В самом общем виде можно сказать, что антитезу единой для всех членов социума памяти и памяти предельно индивидуализированной можно сопоставить с противопоставлением официальной и интимной речи, что в современной культуре также находит параллель в оппозиции: письменная речь — устная. Однако это последнее подразделение имеет много традиций: очевидно, что письменная печатная и письменная рукописная разновидности текста получают совершенно различную прагматику, также как устная ораторская речь и шепот. Конечным пунктом здесь будет внутренняя речь. Строка О. Мандельштама:
Я скажу это начерно — шепотом... 1 —
примечательно сближает неперебеленный, незаконченный черновик — запись «для себя» — и шепот.
Особенную сложность приобретает эта картина в художественном тексте, где образ аудитории и связанные с этим прагматические аспекты не автоматически обуславливаются типом текста, а делаются элементами свободной художественной игры и, следовательно, получают дополнительную значимость. Когда любовное, интимное, дружеское стихотворение, по заглавию и смыслу как бы обращенное к одному единственному лицу, публикуется в книге или журнале и, следовательно, меняет аудиторию, адресуясь уже любому читателю, оно превращается из личного послания — факта быта — в факт искусства. Смена аудитории влечет за собой смену объема общей памяти у текста и его адресатов. В художественном тексте, содержащем конкретно-биографическое обращение, создается двойная адресация: с одной стороны, имитируется обращенность к какому-то единственному адресату, требующая интимности, а с другой, текст адресован к любому читателю, что требует расширенного объема памяти2.
В художественном тексте ориентация на некоторый тип общей памяти перестает автоматически вытекать из коммуникативной функции и становится значимым (то есть свободным) художественным элементом, способным вступать с текстом в игровые отношения.
1Мандельштам О. Э. Собр. соч.: В 3 т. [Т. 4 — дополнительный] / Под ред. проф. Г. П. Струве и Б. А. Филиппова. Вашингтон; Нью-Йорк; Париж, 1964. Т. 1. С. 256.

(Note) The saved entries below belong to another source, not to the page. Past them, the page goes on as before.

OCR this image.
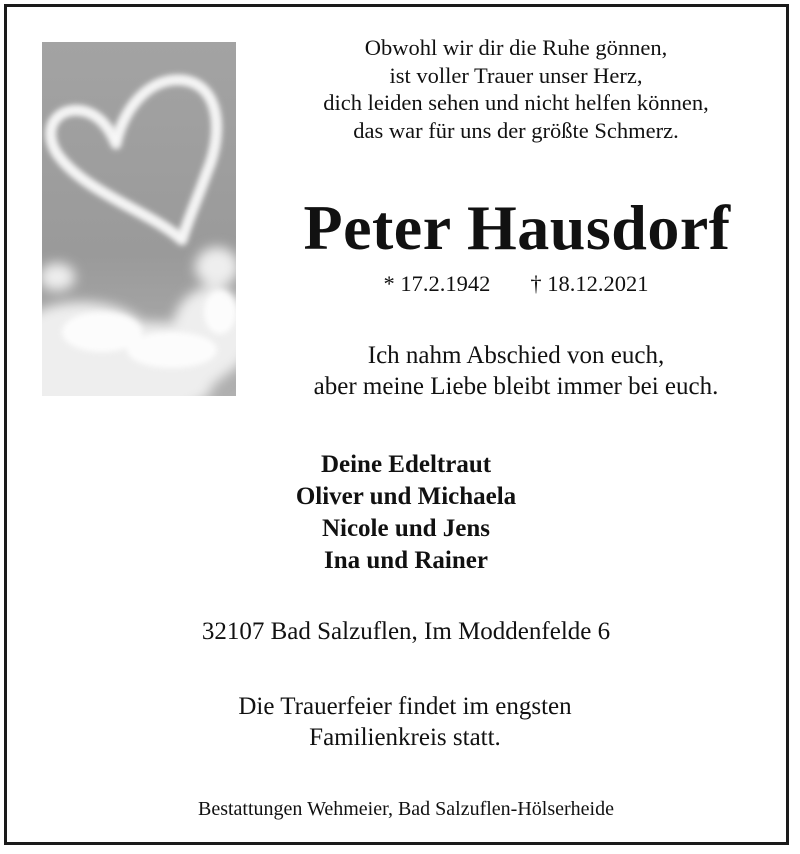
Obwohl wir dir die Ruhe gönnen,
ist voller Trauer unser Herz,
dich leiden sehen und nicht helfen können,
das war für uns der größte Schmerz.
Peter Hausdorf
* 17.2.1942 † 18.12.2021
Ich nahm Abschied von euch,
aber meine Liebe bleibt immer bei euch.
Deine Edeltraut
Oliver und Michaela
Nicole und Jens
Ina und Rainer
32107 Bad Salzuflen, Im Moddenfelde 6
Die Trauerfeier findet im engsten
Familienkreis statt.
Bestattungen Wehmeier, Bad Salzuflen-Hölserheide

2 Обратный процесс наблюдается, когда какое-либо известное стихотворение используется как любовное послание, запись в альбом и т. д. Здесь аудитория сужается до одного лица и включает интимные детали (например, обстоятельства вручения, записи, устного сопровождения), без памяти о которых текст теряет полноту смысла для данного адресата.
205
Проиллюстрируем это на нескольких примерах из русской поэзии XVIII — начала XIX в.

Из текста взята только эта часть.